Mariusz Błaszczak made the remark in a new pre-election video unveiled by Poland’s ruling conservative Law and Justice (PiS) party on Wednesday, state news agency PAP reported.
The defence minister said: “Agnieszka Holland is hitting cinemas with a slur that insults the Polish Army and the Border Guard.”
Błaszczak added that Holland “has links” with Poland’s main opposition leader Donald Tusk, a former prime minister and European Council president, and with his centrist Civic Platform (PO) party.
The defence minister stated: “We won’t let the opposition and its celebrity supporters insult our soldiers and officials. For more than two years, they have been exposed to danger, risking their lives and health to ensure that Poland is secure.”
Błaszczak also said that his ruling party “stands firmly” with the country’s soldiers and border guards.
Meanwhile, the Law and Justice party wrote on the X social media platform: “The movie by people linked to Tusk portrays the Polish army and border guards as murderers and sadists. These are lies. The Polish border defenders must have our support. Let’s stand firmly with Polish uniformed services.”
Senior Law and Justice politicians, including Education and Science Minister Przemysław Czarnek, government spokesman Piotr Müller and European Parliament member Joachim Brudziński, also took to social media to say that The Green Border "slandered" the Polish military and the Border Guard agency, the PAP news agency reported.
Polish Prime Minister Mateusz Morawiecki told reporters in Warsaw on Wednesday that the film was designed to "pave the way for dismantling" a barrier built by his government along the Polish-Belarusian border to stem illegal migration, the PAP news agency reported.
Last week, Justice Minister Zbigniew Ziobro, from the co-governing Sovereign Poland party, compared Holland’s movie to a Nazi Germany propaganda film “showing Poles as bandits and murderers,” Britain’s The Guardian newspaper reported.
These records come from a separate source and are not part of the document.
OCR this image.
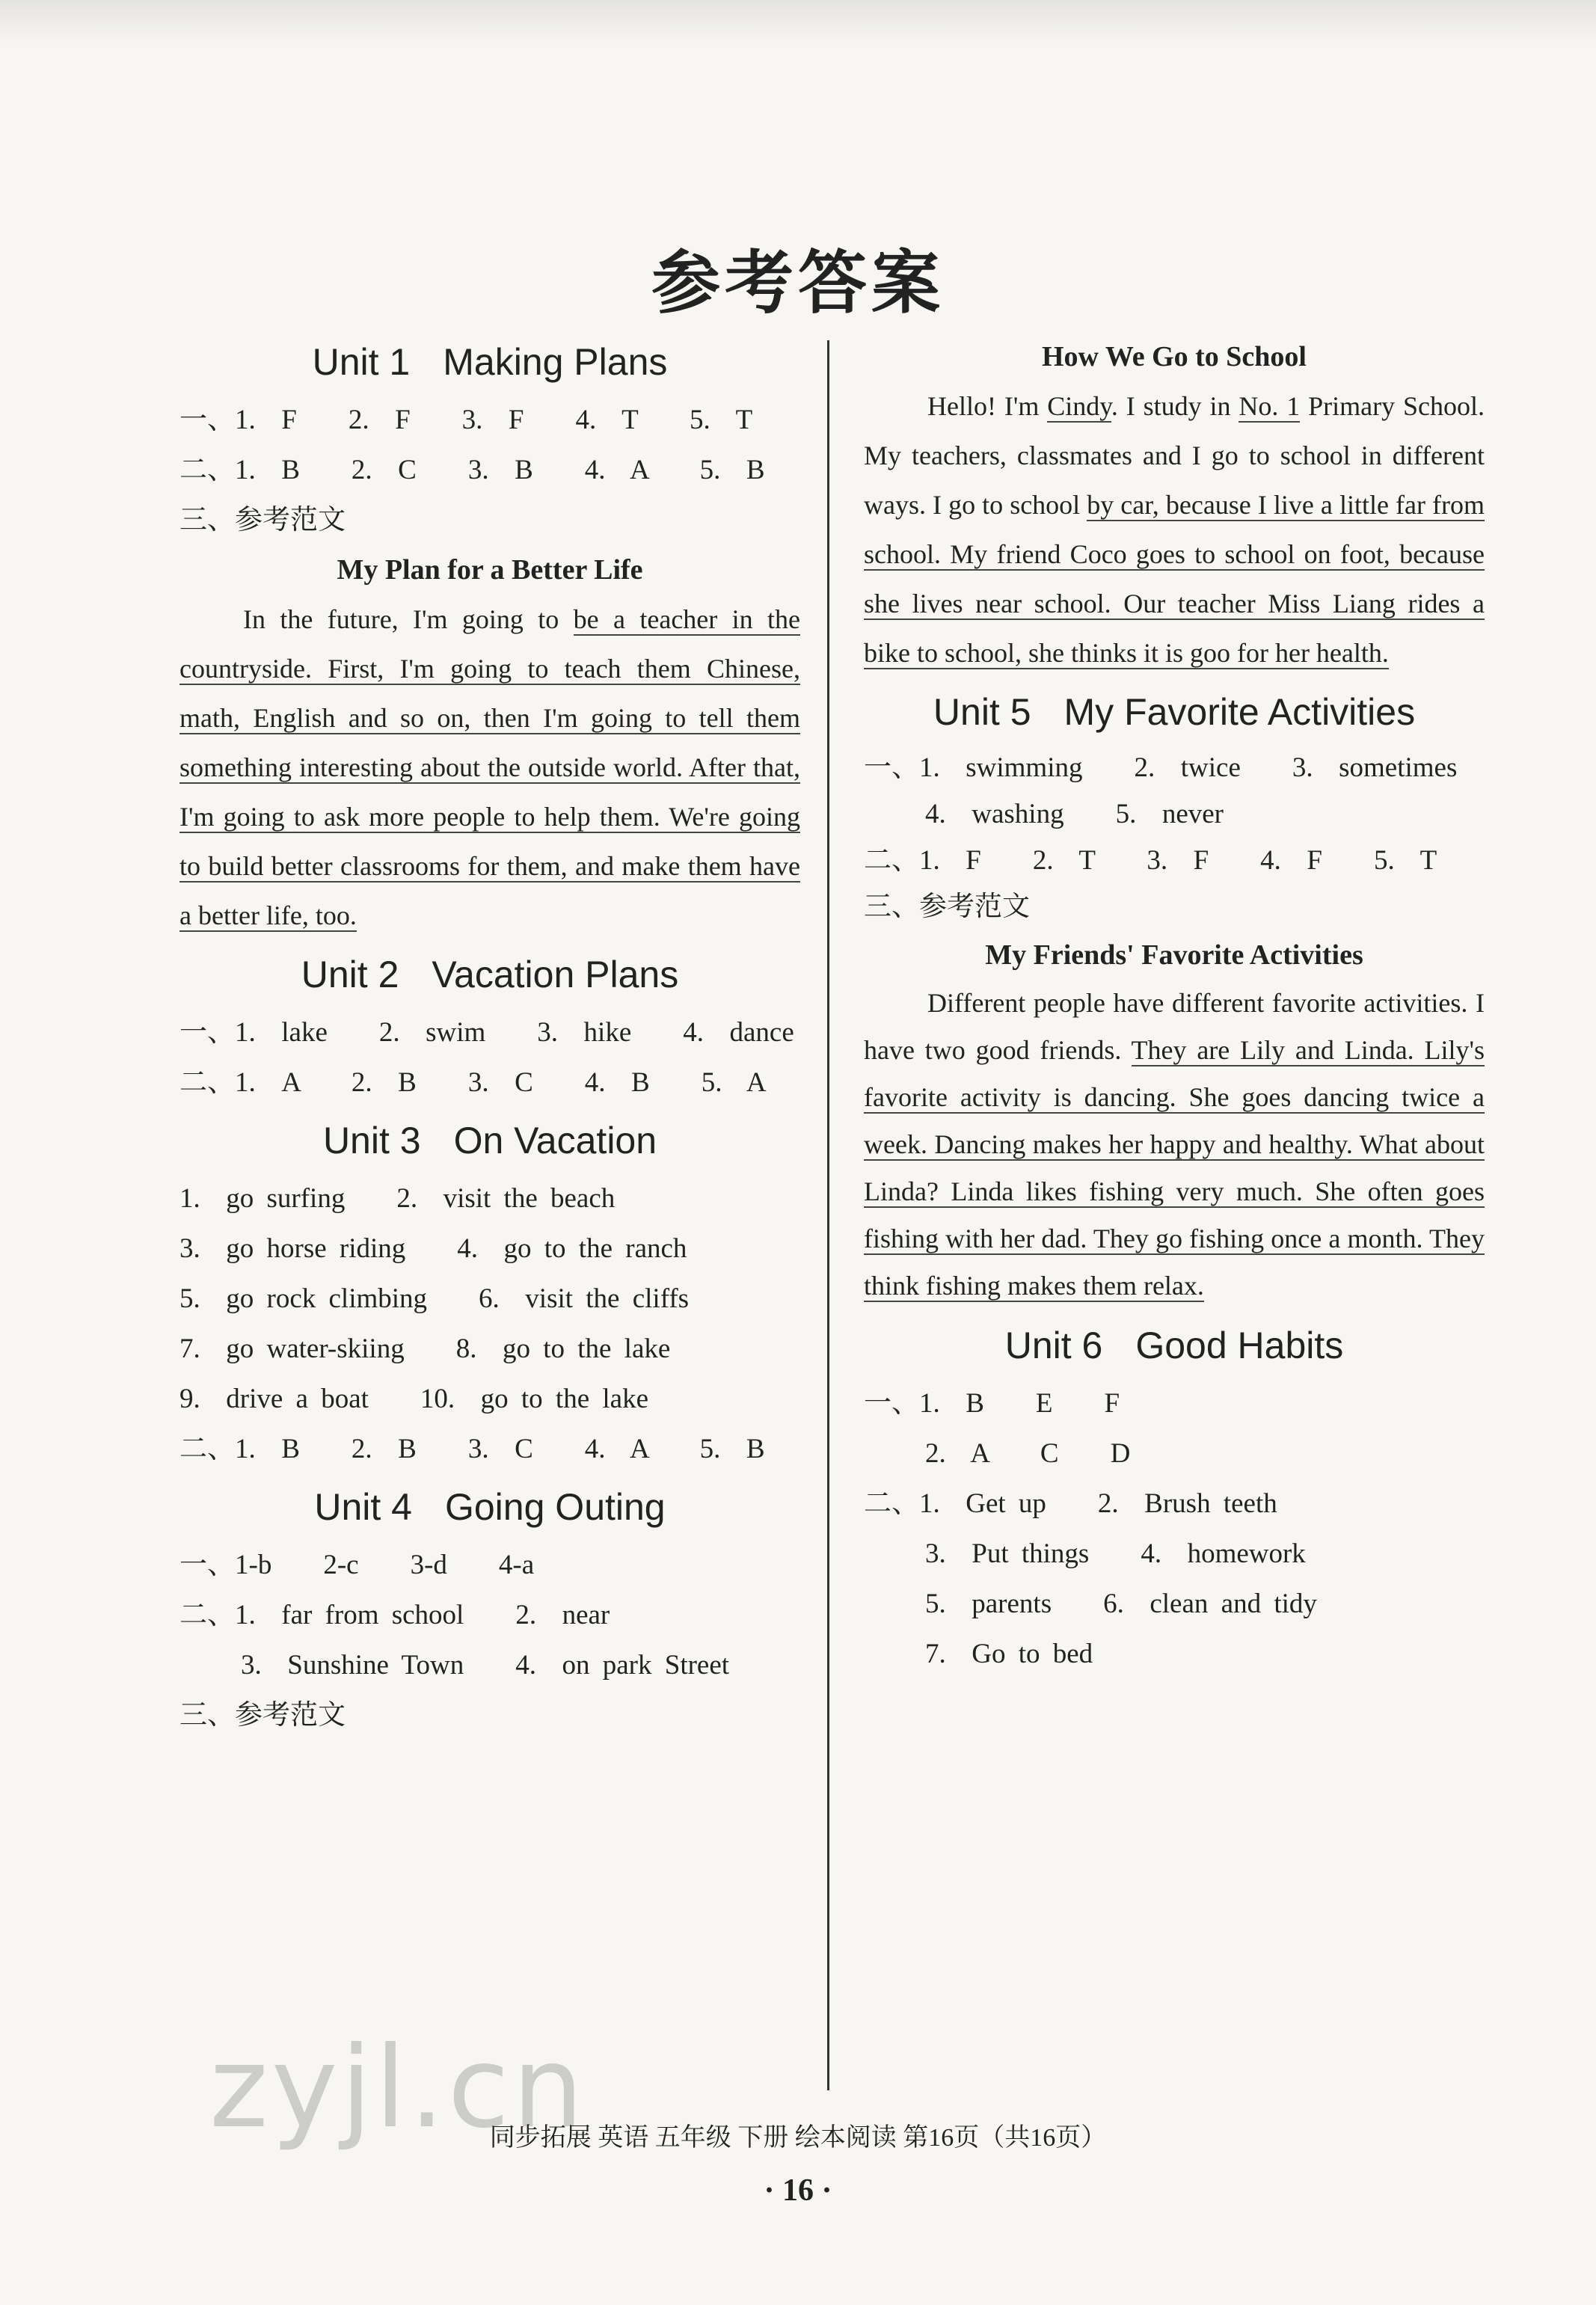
参考答案
Unit 1 Making Plans
一、1.  F    2.  F    3.  F    4.  T    5.  T
二、1.  B    2.  C    3.  B    4.  A    5.  B
三、参考范文
My Plan for a Better Life
In the future, I'm going to be a teacher in the countryside. First, I'm going to teach them Chinese, math, English and so on, then I'm going to tell them something interesting about the outside world. After that, I'm going to ask more people to help them. We're going to build better classrooms for them, and make them have a better life, too.
Unit 2 Vacation Plans
一、1.  lake    2.  swim    3.  hike    4.  dance
二、1.  A    2.  B    3.  C    4.  B    5.  A
Unit 3 On Vacation
1.  go surfing    2.  visit the beach
3.  go horse riding    4.  go to the ranch
5.  go rock climbing    6.  visit the cliffs
7.  go water-skiing    8.  go to the lake
9.  drive a boat    10.  go to the lake
二、1.  B    2.  B    3.  C    4.  A    5.  B
Unit 4 Going Outing
一、1-b    2-c    3-d    4-a
二、1.  far from school    2.  near
3.  Sunshine Town    4.  on park Street
三、参考范文
How We Go to School
Hello! I'm Cindy. I study in No. 1 Primary School. My teachers, classmates and I go to school in different ways. I go to school by car, because I live a little far from school. My friend Coco goes to school on foot, because she lives near school. Our teacher Miss Liang rides a bike to school, she thinks it is goo for her health.
Unit 5 My Favorite Activities
一、1.  swimming    2.  twice    3.  sometimes
4.  washing    5.  never
二、1.  F    2.  T    3.  F    4.  F    5.  T
三、参考范文
My Friends' Favorite Activities
Different people have different favorite activities. I have two good friends. They are Lily and Linda. Lily's favorite activity is dancing. She goes dancing twice a week. Dancing makes her happy and healthy. What about Linda? Linda likes fishing very much. She often goes fishing with her dad. They go fishing once a month. They think fishing makes them relax.
Unit 6 Good Habits
一、1.  B    E    F
2.  A    C    D
二、1.  Get up    2.  Brush teeth
3.  Put things    4.  homework
5.  parents    6.  clean and tidy
7.  Go to bed
zyjl.cn
同步拓展 英语 五年级 下册 绘本阅读 第16页（共16页）
· 16 ·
Meanwhile, the Federation of European Screen Directors on Monday came out in support of Holland, according to The Hollywood Reporter.
The group, which represents over 20,000 European film and TV directors, said in an open letter it was “full of admiration” for Holland for her “strength and courage in the face of the appalling attacks against her and the film in Poland.”
“We stand squarely behind Agnieszka,” the federation added.
Holland has also received backing from the European Film Academy, other international organisations and from Poland’s Women in Film Association, according to The Hollywood Reporter.
The Green Border premiered on September 5 at the 2023 Venice Film Festival, winning a special jury prize, the PAP news agency reported.
“The film dramatizes the situation of migrants from North Africa and the Middle East who were lured to the Belarus-Poland border by propaganda promising easy passage into the European Union,” according to The Hollywood Reporter.
Holland told reporters in Venice that the movie sought “to capture this issue in all its complexity,” showing how “politicians, the armed forces, refugees, activists and the residents of the region responded to this challenge.”
She added that The Green Border aimed “to give voice to those who are deprived of it” and to “reflect how difficult are the choices we make,” the PAP news agency reported.
The Green Border is set to be released in Poland this weekend.